Real-time Fleet Analytics Platform
Built a real-time analytics platform processing millions of IoT events daily, providing instant visibility into fleet operations, predictive maintenance alerts, and automated dispatch optimization.
The Challenge
Delayed data was costing millions in inefficiencies and customer complaints.

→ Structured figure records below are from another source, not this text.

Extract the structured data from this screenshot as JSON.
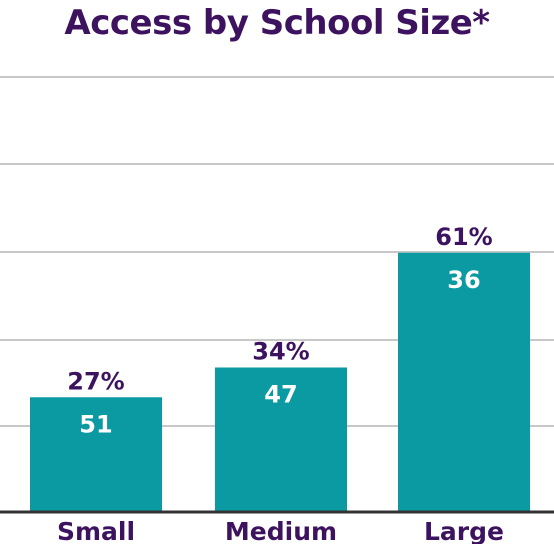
{
  "colors": {
    "title": "#3d1360",
    "bar": "#0b9aa2",
    "pct_label": "#3d1360",
    "count_label": "#ffffff",
    "category_label": "#3d1360",
    "gridline": "#c8c8c8",
    "baseline": "#333333"
  },
  "chart_data": {
    "type": "bar",
    "title": "Access by School Size*",
    "categories": [
      "Small",
      "Medium",
      "Large"
    ],
    "values": [
      27,
      34,
      61
    ],
    "value_labels": [
      "27%",
      "34%",
      "61%"
    ],
    "bar_labels": [
      "51",
      "47",
      "36"
    ],
    "ylim": [
      0,
      88
    ],
    "grid": true,
    "legend": "none"
  }
}
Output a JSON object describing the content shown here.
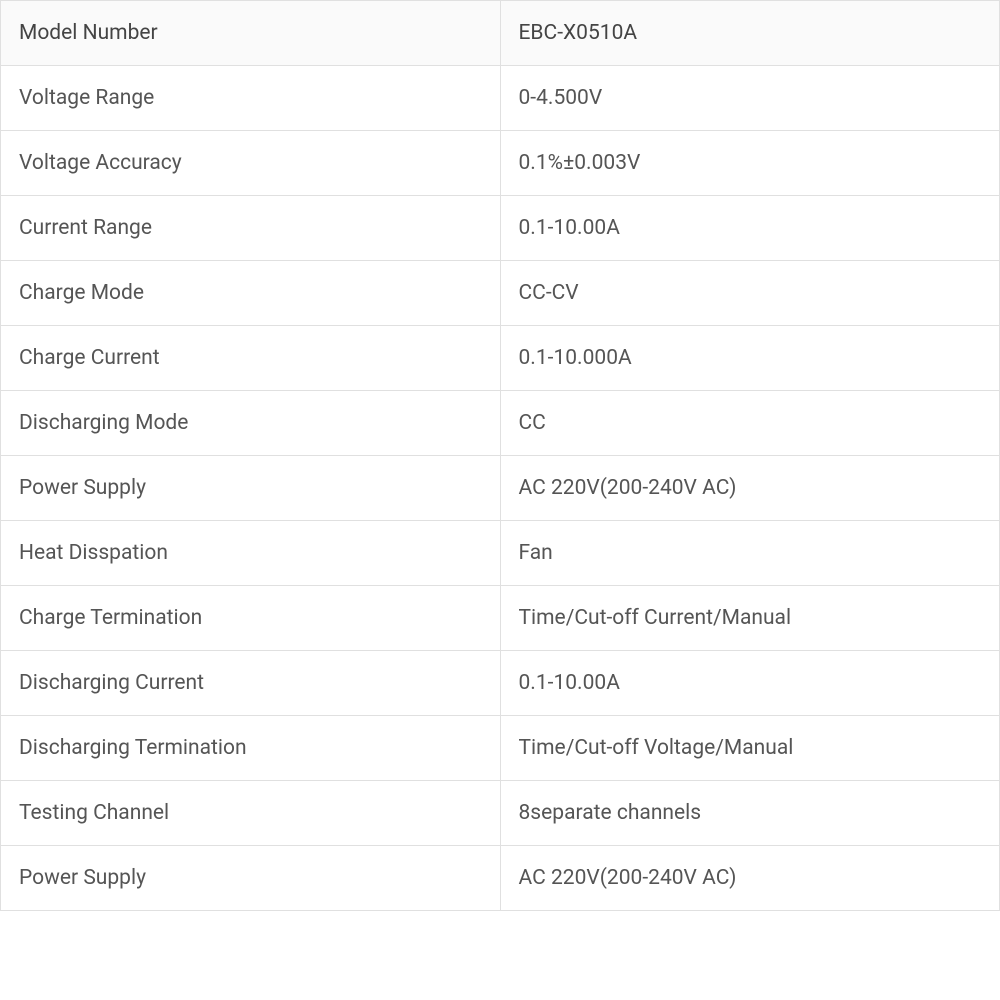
{
  "table": {
    "type": "table",
    "columns": [
      "label",
      "value"
    ],
    "column_widths": [
      "50%",
      "50%"
    ],
    "border_color": "#e0e0e0",
    "background_color": "#ffffff",
    "header_background_color": "#fafafa",
    "text_color": "#555555",
    "font_size": 21,
    "cell_padding": "20px 18px",
    "rows": [
      {
        "label": "Model Number",
        "value": "EBC-X0510A"
      },
      {
        "label": "Voltage Range",
        "value": "0-4.500V"
      },
      {
        "label": "Voltage Accuracy",
        "value": "0.1%±0.003V"
      },
      {
        "label": "Current Range",
        "value": "0.1-10.00A"
      },
      {
        "label": "Charge Mode",
        "value": "CC-CV"
      },
      {
        "label": "Charge Current",
        "value": "0.1-10.000A"
      },
      {
        "label": "Discharging Mode",
        "value": "CC"
      },
      {
        "label": "Power Supply",
        "value": "AC 220V(200-240V AC)"
      },
      {
        "label": "Heat Disspation",
        "value": "Fan"
      },
      {
        "label": "Charge Termination",
        "value": "Time/Cut-off Current/Manual"
      },
      {
        "label": "Discharging Current",
        "value": "0.1-10.00A"
      },
      {
        "label": "Discharging Termination",
        "value": "Time/Cut-off Voltage/Manual"
      },
      {
        "label": "Testing Channel",
        "value": "8separate channels"
      },
      {
        "label": "Power Supply",
        "value": "AC 220V(200-240V AC)"
      }
    ]
  }
}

- Fleet data from 450 vehicles was processed in nightly batches—drivers didn't see issues until the next day
- A truck breakdown on Monday wasn't flagged until Tuesday's report, by which time three deliveries were missed
- Dispatch decisions were based on gut feel rather than real-time vehicle locations and traffic
- Customers called asking "where's my shipment?" and dispatchers couldn't give accurate answers
- Fuel costs were 18% above industry average due to poor route optimization
- Compliance reporting took a full-time employee three days per month to compile manually
The Solution
We created a real-time operations platform that turns IoT data into instant, actionable intelligence.
- Stream processing pipeline handling 5M+ events daily with sub-100ms latency using Cloudflare Workers
- Predictive maintenance model analyzing engine diagnostics to flag issues 48 hours before breakdown
- Dynamic route optimization considering real-time traffic, weather, and delivery windows
- Customer-facing tracking portal with accurate ETAs updated every 30 seconds
- Automated compliance reports generated continuously, eliminating month-end crunch
- Mobile app for drivers showing optimized routes and real-time alerts
- Executive dashboard with KPIs, trends, and anomaly detection
Implementation
Week 1-2: Data audit—mapping all IoT sources, formats, and integration points
Week 3-4: Stream processing infrastructure on Cloudflare Workers with D1 for state
Week 5-6: Core analytics engine and real-time dashboard MVP
Week 7-8: Predictive maintenance model training on historical breakdown data
Week 9-10: Route optimization algorithm development and testing
Week 11-12: Driver mobile app and customer tracking portal
Week 13-14: Integration with existing TMS and ERP systems
Week 15-16: Pilot with one region, validation, and full rollout
The Results
The logistics company went from reactive to predictive, cutting costs and delighting customers.
"We used to find out about problems after customers complained. Now we fix issues before drivers even notice. Last month, the system predicted a transmission failure 36 hours early—saved us $15K and a missed delivery. That's the ROI."